Projections from the International Air Transport Association (Iata) say global airfreight tonnage growth will drop from the 4.5 per cent recorded last year to around three per cent this year. About five years ago, Iata's projections of global airfreight growth stood at between six and seven per cent, but they have been declining in the past few years.

Vertannes said despite being owned by a cash-rich government, Etihad Crystal Cargo was feeling the pinch just like any other airline around the world.

"There have been misconceptions that since we originate from an oil-producing country, we are immune to the current fuel crisis. That is far from the reality since we gain no favours and we pay commercial rates for our jet fuel," said Vertannes.

"It is a huge dilemma we are facing, but as a company we have to take measures to minimise costs to show our shareholders we are good custodians of the business."

Vertannes said he is currently taking an initiative to minimise overhead costs in order to ensure profitability. One of the new innovations the company is considering is to introduce an automation system that will significantly reduce the number of salaried staff.
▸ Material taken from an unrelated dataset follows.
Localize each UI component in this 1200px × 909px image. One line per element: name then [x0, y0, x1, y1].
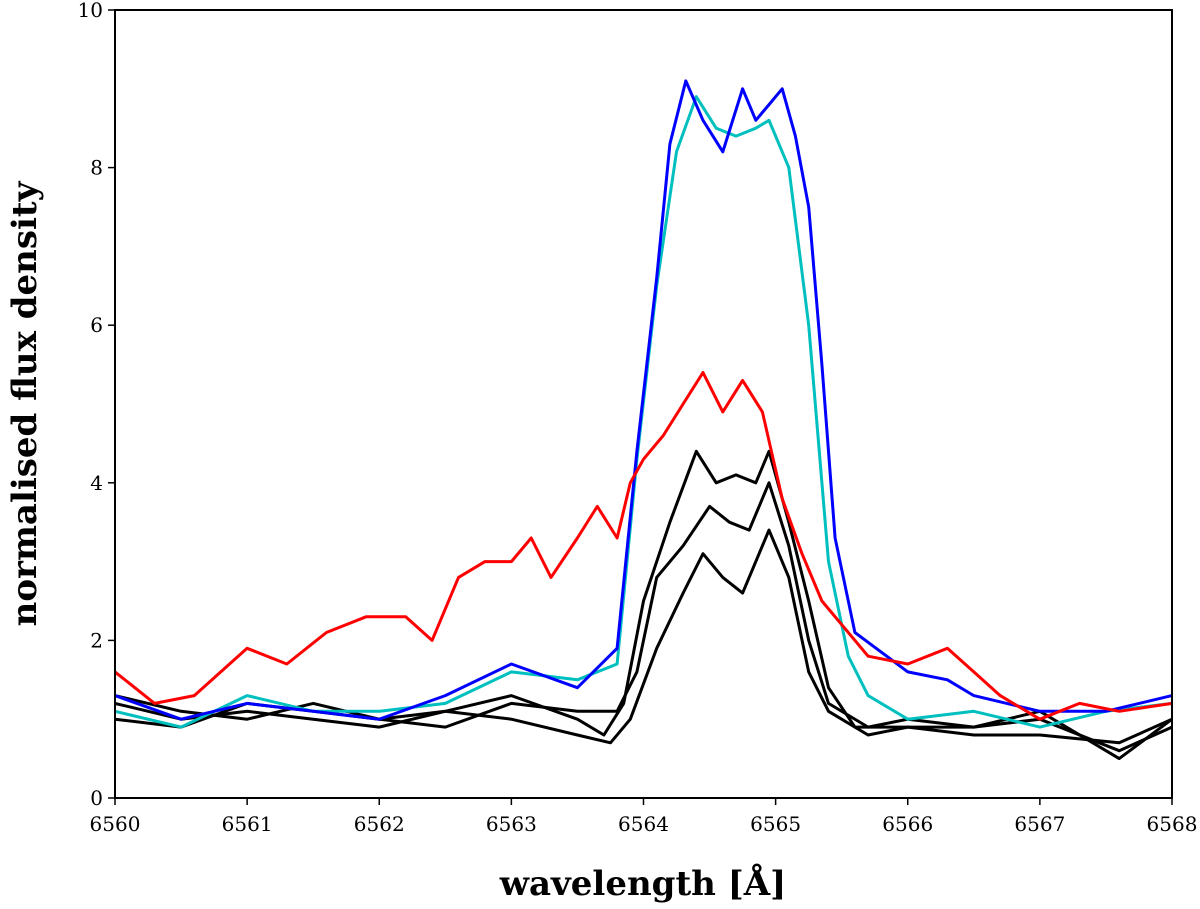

The new programme, which Vertannes is currently championing and which is likely to be introduced soon, will put in place a mechanism for proper and faster communication and document processing between shippers, forwarders and airliners with a reduced number of staff required.

The company has also temporarily put brakes on any new acquisitions as it monitors the market trends in global airfreight.

"A number of airlines are reducing their fleet amidst a capacity crunch. We do not want to make acquisitions blindly. Every step we are taking has to be dictated by market trends," said Vertannes.

Last year, the company's board approved the lease of an MD11, a multi-tonne plane with the capacity of two A300-600s. The new plane supplements two existing A300-600 freighters.

Vertannes is optimistic the extension work at the current cargo terminal at Abu Dhabi International Airport will help in accommodating any extra tonnage by Etihad Crystal Cargo.

The extension work, to be completed in November, will increase capacity from the current 300,000 tonnes to 450,000 tonnes.

Etihad Airways is expected to contribute a total of $18.1bn to the Abu Dhabi economy in 2011 compared to $12bn in 2007.

 

PROFILE: Des Vertannes, Etihad Crystal Cargo's Executive Vice-President for cargo

Vertannes joined Etihad's Crystal Cargo division in May 2007 from Gulf Air where he was head of cargo. He has more than 20 years of aviation industry experience.

Prior to joining Gulf Air, Vertannes held the position of chief executive at the UK-based Air Menzies International, and was also the managing director of Menzies Cargo World. He began his career with British Airways in 1970 where he was cargo manager for the Gulf and Saudi Arabia and cargo sales manager for the UK.